Compulsory council redundancies set to increase

 

Compulsory redundancies in local councils are set to increase in the
next few years as the spending squeeze from central government
continues, a report warned today.

The 1.6 million people who work for England's 353 councils are the country's largest workforce, but their numbers have fallen by 145,000 over the past year and further job losses are "inevitable", said the report by the Audit Commission and Local Government Association.

The report said that the local council workforce - not including teachers, firefighters or police - peaked at the equivalent of 1.063 million full-time posts in 2007 but has since fallen to 932,800 by the middle of this year.

The overall council pay bill rose by 22% between 2004/05 and 2009/10, but has since fallen 5.6% in real terms to around £30 billion and is set to fall further, said the report.

The Work in Progress report called on councils to "strike a balance" between redundancies and restructuring as they reduce workforce costs. It cited cases of councils sharing backroom staff or removing entire layers of management to maintain numbers of frontline posts.

Audit Commission chairman Michael O'Higgins said: "Each council must find its own way of cutting costs tailored to local needs, local circumstances and its own workforce.

"Councils are often the largest employer in their area, so downsizing can affect the local economy.

"Local government is a people business, with staff costs accounting for almost half the money spent by councils, so they need to be aware of all their options and the tools at their disposal."

LGA chairman Sir Merrick Cockell added: "Funding cuts have meant workforce costs must come down. Councils have been ahead of the game in making savings and have already started to reduce workforce costs.

"Unfortunately, job losses are inevitable given the scale of cuts. Where these are necessary, councils are working hard to minimise disruption to staff and services through restructuring, shared services and outsourcing. They are also looking at how they invest in and reward people to ensure they continue to deliver the most efficient public services possible."

Brian Strutton, national officer of the GMB union, said: "The combination of central government budget cuts and councils' own decisions to keep council tax down has led to 145,000 job losses in the last year and there will be a further wave next year.

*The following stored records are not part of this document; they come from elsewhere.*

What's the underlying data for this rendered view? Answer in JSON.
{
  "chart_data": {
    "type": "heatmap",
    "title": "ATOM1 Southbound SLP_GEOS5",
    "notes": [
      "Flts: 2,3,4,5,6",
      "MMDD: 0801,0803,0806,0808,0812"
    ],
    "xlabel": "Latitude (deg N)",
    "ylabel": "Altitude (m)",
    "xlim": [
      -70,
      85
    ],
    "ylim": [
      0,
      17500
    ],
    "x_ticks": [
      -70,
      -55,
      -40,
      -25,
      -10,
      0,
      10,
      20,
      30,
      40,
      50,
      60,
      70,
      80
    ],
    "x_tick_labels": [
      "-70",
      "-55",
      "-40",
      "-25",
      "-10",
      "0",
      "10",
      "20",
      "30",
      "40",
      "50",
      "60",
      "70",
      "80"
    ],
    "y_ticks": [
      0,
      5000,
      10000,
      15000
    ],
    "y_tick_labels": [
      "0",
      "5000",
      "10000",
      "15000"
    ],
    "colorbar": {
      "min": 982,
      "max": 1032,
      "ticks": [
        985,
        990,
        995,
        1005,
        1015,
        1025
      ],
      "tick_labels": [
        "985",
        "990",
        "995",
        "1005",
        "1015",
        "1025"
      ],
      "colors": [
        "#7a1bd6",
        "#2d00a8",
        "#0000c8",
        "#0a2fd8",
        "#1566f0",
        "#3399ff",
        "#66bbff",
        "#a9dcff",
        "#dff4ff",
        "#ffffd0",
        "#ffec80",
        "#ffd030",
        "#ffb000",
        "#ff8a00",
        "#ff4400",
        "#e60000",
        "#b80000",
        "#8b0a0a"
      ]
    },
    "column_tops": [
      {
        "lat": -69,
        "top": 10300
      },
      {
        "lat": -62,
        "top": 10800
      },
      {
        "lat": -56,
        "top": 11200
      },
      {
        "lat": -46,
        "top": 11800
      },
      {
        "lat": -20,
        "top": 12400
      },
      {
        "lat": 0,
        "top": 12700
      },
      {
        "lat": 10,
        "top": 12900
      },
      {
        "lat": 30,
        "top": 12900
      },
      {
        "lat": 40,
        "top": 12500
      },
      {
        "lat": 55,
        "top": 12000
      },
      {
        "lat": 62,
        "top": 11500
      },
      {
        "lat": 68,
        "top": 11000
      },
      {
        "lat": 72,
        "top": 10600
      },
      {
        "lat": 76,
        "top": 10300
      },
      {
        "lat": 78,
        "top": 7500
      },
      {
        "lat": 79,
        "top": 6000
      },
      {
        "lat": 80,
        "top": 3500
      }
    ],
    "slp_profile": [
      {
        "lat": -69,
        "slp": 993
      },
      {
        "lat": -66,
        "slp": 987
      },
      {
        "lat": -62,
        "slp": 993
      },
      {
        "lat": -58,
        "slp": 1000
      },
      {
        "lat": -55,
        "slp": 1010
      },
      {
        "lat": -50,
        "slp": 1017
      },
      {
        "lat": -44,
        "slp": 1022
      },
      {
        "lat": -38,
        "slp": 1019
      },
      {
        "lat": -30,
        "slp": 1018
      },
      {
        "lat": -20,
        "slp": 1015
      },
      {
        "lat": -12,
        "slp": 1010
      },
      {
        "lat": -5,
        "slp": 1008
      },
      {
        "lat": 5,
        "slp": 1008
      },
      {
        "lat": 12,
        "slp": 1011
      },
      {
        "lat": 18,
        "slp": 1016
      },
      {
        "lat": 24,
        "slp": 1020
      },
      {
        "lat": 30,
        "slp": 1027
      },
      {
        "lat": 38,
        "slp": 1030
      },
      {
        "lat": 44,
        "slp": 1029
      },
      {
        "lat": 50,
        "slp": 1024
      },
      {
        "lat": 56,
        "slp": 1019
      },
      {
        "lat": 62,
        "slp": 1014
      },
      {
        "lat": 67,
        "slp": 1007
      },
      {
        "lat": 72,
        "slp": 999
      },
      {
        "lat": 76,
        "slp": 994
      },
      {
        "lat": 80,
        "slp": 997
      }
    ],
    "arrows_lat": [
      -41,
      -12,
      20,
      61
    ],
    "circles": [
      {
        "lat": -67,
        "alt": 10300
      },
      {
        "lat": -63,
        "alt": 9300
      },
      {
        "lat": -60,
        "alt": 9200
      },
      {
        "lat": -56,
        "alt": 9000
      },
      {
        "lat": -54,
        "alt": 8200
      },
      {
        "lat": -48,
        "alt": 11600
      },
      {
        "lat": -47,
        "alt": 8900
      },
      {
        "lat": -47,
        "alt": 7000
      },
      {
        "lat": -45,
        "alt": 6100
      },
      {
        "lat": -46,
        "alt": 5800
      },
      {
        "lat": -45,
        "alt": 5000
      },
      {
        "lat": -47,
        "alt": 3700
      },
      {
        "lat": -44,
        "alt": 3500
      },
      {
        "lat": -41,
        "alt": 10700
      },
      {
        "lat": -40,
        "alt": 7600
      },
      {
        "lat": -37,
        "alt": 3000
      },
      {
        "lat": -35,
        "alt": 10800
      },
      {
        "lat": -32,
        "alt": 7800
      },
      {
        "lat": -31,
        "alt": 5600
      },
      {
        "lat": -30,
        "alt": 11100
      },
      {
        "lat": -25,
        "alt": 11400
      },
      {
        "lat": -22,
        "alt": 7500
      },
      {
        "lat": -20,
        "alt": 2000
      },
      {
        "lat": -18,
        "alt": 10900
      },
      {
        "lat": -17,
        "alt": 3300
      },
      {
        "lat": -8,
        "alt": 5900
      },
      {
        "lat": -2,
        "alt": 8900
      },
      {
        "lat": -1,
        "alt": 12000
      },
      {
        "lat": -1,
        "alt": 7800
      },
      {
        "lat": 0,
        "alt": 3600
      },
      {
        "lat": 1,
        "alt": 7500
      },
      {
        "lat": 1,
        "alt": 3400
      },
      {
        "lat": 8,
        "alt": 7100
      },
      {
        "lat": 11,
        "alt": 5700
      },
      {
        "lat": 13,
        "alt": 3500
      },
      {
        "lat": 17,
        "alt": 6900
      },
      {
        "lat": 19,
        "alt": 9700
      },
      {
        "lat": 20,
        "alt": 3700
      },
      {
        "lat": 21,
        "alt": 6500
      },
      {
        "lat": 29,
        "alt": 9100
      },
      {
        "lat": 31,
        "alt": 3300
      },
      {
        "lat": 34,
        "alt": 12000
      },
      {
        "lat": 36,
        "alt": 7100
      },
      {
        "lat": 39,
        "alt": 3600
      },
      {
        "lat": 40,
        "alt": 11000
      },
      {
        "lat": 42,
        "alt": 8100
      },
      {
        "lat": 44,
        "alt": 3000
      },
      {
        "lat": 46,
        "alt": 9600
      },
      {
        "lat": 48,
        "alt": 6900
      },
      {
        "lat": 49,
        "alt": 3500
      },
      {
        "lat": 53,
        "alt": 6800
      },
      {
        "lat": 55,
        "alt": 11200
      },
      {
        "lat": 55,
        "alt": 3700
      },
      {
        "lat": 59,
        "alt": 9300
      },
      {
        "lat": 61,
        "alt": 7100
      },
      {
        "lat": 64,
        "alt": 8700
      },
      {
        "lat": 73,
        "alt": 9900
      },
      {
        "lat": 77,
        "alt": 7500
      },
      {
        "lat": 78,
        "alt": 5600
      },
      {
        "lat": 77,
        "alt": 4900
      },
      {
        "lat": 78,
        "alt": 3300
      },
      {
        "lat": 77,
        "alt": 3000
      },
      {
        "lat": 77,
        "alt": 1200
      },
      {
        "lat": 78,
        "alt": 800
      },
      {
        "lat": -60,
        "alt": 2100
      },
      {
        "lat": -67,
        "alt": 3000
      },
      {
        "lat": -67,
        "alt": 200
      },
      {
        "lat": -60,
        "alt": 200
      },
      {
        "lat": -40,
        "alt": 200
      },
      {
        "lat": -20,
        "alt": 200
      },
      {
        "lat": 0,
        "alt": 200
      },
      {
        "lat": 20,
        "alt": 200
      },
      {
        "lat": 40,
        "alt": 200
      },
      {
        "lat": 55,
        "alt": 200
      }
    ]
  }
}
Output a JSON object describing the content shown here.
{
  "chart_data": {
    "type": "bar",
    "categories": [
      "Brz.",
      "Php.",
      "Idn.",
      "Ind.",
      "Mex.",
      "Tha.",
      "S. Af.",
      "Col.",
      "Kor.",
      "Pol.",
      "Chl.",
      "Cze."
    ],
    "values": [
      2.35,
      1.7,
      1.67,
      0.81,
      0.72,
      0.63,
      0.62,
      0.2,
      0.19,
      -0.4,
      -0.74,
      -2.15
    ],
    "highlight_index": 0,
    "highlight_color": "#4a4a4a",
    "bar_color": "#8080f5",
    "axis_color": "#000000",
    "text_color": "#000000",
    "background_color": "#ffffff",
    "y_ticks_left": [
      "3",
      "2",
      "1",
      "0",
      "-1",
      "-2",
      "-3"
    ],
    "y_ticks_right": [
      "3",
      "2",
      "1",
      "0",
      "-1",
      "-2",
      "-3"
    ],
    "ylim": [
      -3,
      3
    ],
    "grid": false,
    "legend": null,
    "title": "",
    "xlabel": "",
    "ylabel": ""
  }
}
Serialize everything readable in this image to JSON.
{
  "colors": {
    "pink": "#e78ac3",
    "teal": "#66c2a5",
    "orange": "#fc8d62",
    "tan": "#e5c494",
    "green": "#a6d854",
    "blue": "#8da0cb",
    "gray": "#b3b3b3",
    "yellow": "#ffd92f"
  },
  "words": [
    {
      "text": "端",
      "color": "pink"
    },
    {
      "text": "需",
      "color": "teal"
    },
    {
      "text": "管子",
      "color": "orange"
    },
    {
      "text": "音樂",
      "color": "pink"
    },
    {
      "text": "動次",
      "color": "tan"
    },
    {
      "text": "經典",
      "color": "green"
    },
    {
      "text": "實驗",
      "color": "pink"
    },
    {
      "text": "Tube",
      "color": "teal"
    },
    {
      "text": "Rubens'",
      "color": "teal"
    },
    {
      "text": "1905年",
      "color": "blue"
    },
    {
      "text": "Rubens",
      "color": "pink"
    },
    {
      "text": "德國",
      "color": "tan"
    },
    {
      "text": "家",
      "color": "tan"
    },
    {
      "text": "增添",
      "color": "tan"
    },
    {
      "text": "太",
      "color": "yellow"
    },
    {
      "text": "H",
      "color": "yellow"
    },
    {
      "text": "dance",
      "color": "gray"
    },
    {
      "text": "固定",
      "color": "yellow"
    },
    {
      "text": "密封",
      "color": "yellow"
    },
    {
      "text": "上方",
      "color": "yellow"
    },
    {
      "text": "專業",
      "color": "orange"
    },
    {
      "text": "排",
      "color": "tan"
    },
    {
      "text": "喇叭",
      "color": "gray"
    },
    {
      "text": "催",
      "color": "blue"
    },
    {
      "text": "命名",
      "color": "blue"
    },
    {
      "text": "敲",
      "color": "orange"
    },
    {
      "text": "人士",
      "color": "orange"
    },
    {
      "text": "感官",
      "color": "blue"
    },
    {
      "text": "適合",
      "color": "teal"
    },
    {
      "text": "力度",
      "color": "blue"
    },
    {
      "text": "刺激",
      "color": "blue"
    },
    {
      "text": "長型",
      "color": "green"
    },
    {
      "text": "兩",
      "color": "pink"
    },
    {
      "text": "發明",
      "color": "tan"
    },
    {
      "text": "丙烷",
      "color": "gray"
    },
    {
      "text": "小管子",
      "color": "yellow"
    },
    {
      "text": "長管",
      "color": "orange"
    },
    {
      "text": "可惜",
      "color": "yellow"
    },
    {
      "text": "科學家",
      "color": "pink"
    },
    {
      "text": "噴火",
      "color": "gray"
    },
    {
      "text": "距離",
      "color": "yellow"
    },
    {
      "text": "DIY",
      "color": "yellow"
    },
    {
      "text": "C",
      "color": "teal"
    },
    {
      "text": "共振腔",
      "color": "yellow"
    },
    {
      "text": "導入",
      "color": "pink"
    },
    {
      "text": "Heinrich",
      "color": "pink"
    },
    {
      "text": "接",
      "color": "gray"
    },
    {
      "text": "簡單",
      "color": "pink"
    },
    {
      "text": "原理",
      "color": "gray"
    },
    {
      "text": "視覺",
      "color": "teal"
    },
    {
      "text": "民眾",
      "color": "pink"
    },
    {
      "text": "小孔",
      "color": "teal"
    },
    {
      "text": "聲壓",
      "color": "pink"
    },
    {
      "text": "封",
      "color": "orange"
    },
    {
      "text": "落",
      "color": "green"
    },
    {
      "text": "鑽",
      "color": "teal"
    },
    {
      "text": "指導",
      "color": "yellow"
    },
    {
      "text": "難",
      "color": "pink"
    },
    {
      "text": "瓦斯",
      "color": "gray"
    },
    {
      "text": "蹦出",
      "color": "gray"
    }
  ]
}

"Council workers face an unprecedented triple whammy of job losses, pay freezes and attacks on their pensions.

"Frontline council staff like dinner ladies, social workers, care staff, street cleaners, school staff and bin men are being made to pay the highest price in the economy for a financial mess they did not cause.

"As it is not possible to deflate the economy to growth and a balanced budget, the Government should act urgently to ease the budget cuts on councils so they can maintain frontline services to their communities in these difficult times as well as not adding more to the dole queues.

"The economics of the corner shop will not get us out of this mess. It did not do so in the 1930s and it won't now either."

Local government minister Grant Shapps said: "Every bit of the public sector needs to do its bit to help pay off the budget deficit left by Labour's reckless spending spree.

"Despite this, councils received a fair and progressive funding settlement that protects frontline services and shields the most vulnerable.

"The majority have been planning sensibly for smaller budgets.

"We've been clear that frontline staff and services should be protected and, as this report makes clear, the best councils are finding ways to do this by sharing back-office staff, closing vacant posts, allowing natural waste, reviewing bonus schemes and not renewing agency staff."